Now that I knew everything should fit, I found the audio input to the speaker and soldered speaker wire onto it, with the other end soldered onto a 3-pin header to match the audio out pins of the CHIP. I wanted to work with the original electronics of the speaker rather than replace them, because they handled useful bits like volume control and amplifying the sound, turning the speaker on and off and supplying power, and recharging the battery via USB. I found the pins on the board that seemed most like ground and 5V and soldered on some connections to GND and PWR-IN on the CHIP. After some tweaking, I had the CHIP drawing power from the battery and playing music through the speaker.

When I was originally designing this project, I wanted the RFID pucks to be placed on the top of the speaker. Unfortunately, the RC522 board was too big to fit on the triangular ends of the speaker, so I dremeled out a nice spot for it on one of the unused sides of the speaker. Fortunately, even rather strong magnetic fields don’t seem to impact reading RFID tags, so I could tape a small neodymium magnet to the reader so that the pucks would align to the reader and remain stuck to the SoundByte even on a smooth vertical surface. With some careful wire management and a bit of luck, I was able to get the whole speaker put back together and working!

Up until this point I had been playing music by SSHing into the CHIP and running commands, so once all the hardware came together I set out to write the software. I’m still tuning it, but you can review the code on github. At a high level, the software is structured as follows:

  • On boot, the main program listens for when a Bit is connected/disconnected from the speaker, polling once a second.
  • When a new Bit is connected, it loads and runs the designated python module, fetching it from github if necessary. If a Bit is disconnected, it stops the module.
  • Each module is run on a background thread, and can do anything it chooses, from streaming a given Pandora station to reading out your unread emails to spinning up a wireless access point.

To connect the SoundByte to a new wireless network or manage other configuration settings, there’s a “Wifi + Settings” Bit that creates a “SoundByte” wireless access point and a simple webserver. If you connect a computer to this access point and open a browser to, you can access the SoundByte configuration interface. It feels pretty neat to be able to use the same Bit paradigm both to play music and to put the SoundByte into a mode where it can reprogram itself.


There are still a lot more Bits I’d like to write, but so far I’m really enjoying the SoundByte. I can’t say enough about how exceptional the CHIP is as platform for this type of project, and the whole bill of materials came out to less than $50.

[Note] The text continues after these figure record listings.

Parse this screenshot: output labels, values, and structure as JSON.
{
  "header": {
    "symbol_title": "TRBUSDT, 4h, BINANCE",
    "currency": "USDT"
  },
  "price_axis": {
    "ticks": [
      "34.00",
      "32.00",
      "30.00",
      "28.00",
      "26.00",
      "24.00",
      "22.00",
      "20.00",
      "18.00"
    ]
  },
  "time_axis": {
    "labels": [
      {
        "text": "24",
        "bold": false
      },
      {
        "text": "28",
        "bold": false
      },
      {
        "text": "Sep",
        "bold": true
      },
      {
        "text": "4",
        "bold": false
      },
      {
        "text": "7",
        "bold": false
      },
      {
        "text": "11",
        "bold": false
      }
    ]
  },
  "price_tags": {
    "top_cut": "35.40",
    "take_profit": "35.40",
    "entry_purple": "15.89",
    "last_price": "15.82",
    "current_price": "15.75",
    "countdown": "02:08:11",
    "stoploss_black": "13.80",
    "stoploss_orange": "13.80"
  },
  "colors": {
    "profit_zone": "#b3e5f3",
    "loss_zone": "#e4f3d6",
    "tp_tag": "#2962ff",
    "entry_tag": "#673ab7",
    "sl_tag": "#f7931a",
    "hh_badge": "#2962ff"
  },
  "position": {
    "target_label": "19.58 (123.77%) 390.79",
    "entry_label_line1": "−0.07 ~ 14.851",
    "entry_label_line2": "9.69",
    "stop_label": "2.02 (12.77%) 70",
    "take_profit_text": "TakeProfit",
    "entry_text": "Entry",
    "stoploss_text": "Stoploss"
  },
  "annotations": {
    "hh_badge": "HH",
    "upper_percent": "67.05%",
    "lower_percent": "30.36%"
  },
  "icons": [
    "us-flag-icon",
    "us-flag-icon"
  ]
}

The physicalness of the programs is a lot of fun, and popping Bits on and off still brings a smile to my face. Because the interface is so simple, it makes the SoundByte very handy for playing music when I’m focused on other things, like working on a project or running a DnD campaign. I keep the Bits I want on my desk, and then just toss on the one I want, without having to peck through menus or search for what I want.

I’m also curious to see how the social aspects of this will evolve. Could someone walk up to this at a party, understand it, and pick out a Bit to play like a music record? My roommate is also building his own SoundByte - will we end up swapping and reprogramming Bits like mixtapes?